Evacuation orders were lifted Sunday for residents of communities near the massive Mountain fire in the mountains above Palm Springs.
Firefighters battling the blaze, which has been burning since Monday, were helped Sunday by early-morning thunderstorms that dropped about 1.5 inches of rain on northern parts of the 27,000-acre fire. Because of the rain there was no significant growth of the fire in that area, said Candy Lupe of the Bureau of Indian Affairs.
Authorities said the fire, which has destroyed or damaged several homes and other structures, was 49% contained.
Residents and business owners of Idyllwild and Fern Valley can return to their homes and businesses after getting a pass at an evacuation center, said U.S. Forest Service spokeswoman Norma Bailey. Details are available on the U.S. Forest Service incident information website.
Visitors and the general public will be allowed to enter the evacuated areas after 11 p.m.
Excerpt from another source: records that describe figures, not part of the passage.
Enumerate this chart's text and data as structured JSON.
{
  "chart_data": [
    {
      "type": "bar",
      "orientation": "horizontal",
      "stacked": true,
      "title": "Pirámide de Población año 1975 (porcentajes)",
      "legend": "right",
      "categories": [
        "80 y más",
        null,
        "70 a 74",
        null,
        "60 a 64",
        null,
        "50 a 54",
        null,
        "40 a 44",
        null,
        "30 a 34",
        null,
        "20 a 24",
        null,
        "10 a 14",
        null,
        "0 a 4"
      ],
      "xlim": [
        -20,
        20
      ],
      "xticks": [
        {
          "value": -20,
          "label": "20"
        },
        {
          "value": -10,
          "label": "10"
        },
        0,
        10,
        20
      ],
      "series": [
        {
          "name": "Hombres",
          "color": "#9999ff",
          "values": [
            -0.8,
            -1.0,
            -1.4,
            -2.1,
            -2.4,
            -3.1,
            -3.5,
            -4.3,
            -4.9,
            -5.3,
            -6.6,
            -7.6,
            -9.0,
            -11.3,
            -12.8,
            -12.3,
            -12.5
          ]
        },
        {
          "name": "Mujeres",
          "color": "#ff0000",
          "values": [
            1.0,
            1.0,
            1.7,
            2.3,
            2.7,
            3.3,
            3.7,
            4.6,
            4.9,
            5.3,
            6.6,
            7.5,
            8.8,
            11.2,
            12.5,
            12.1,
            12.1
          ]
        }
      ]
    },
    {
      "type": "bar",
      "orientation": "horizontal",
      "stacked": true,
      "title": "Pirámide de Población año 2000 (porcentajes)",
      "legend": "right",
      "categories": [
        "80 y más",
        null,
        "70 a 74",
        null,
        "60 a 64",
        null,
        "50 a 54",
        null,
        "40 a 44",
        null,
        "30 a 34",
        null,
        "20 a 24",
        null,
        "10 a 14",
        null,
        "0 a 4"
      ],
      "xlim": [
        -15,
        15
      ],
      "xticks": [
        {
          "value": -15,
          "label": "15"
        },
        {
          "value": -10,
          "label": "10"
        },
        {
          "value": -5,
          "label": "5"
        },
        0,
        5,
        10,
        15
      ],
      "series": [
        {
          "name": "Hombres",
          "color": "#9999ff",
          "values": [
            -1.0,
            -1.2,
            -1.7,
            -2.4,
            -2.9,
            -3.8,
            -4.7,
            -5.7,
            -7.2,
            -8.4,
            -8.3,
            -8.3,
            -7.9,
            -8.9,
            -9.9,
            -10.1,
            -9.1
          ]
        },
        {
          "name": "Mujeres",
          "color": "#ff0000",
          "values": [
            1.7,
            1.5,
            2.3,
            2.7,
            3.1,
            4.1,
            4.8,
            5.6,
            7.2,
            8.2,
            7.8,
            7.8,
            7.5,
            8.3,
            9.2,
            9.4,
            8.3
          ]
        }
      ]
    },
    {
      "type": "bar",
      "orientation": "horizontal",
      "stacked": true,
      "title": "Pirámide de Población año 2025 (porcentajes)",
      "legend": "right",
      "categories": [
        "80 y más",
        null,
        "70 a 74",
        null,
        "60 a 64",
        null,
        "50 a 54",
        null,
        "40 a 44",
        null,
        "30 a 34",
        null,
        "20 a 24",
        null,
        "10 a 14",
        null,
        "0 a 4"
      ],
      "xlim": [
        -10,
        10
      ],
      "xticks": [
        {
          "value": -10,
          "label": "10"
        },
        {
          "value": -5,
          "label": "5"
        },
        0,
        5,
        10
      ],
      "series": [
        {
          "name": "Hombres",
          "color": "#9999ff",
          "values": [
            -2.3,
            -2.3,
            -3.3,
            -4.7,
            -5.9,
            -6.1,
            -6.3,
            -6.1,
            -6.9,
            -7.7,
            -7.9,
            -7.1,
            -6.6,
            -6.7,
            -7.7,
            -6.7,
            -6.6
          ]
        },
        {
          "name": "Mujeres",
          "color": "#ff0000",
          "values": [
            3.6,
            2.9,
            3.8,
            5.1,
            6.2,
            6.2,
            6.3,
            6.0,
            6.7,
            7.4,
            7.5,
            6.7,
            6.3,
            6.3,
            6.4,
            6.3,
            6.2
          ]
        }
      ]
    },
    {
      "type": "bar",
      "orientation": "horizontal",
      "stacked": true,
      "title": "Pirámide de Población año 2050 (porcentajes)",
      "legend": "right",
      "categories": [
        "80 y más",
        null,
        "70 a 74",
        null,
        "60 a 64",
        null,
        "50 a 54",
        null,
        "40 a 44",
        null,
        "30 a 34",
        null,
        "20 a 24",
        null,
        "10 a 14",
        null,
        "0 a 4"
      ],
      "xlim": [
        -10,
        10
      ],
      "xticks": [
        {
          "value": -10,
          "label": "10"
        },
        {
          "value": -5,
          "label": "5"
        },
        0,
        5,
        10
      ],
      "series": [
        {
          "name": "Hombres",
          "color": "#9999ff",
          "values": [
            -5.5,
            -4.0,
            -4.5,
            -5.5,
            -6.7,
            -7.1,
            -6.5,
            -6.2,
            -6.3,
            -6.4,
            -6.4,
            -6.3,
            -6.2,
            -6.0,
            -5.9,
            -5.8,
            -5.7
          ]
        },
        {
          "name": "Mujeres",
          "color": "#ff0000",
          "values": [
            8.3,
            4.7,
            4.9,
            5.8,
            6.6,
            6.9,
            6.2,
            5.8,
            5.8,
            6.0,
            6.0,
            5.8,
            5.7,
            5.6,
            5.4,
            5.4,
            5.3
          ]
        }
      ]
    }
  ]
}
An evacuation warning for the community of Pine Cove was also lifted, officials said.
Firefighters expect more thunderstorms throughout the day. Though the weather has been helpful, the possibility of flash floods had forced some fire personnel who had been stationed along the fire line to retreat, Lupe said.
According to the National Weather Service, the chance of thunderstorms in the Palm Springs area will continue until Tuesday night. A flash flood watch has been issued and is in effect until Sunday night at 8 p.m.
In the Los Angeles metro area, a slight chance of showers and thunderstorms will remain until Tuesday evening.
“Any rain over the metro area would be fairly light,” said Ryan Kittel, a forecaster with the National Weather Service.
The forecast means the possibility of flooding in Los Angeles County, especially over the San Gabriel Mountains and the eastern part of the Antelope Valley, but no flash flood watches have been issued. The weather should start to dry out by Tuesday.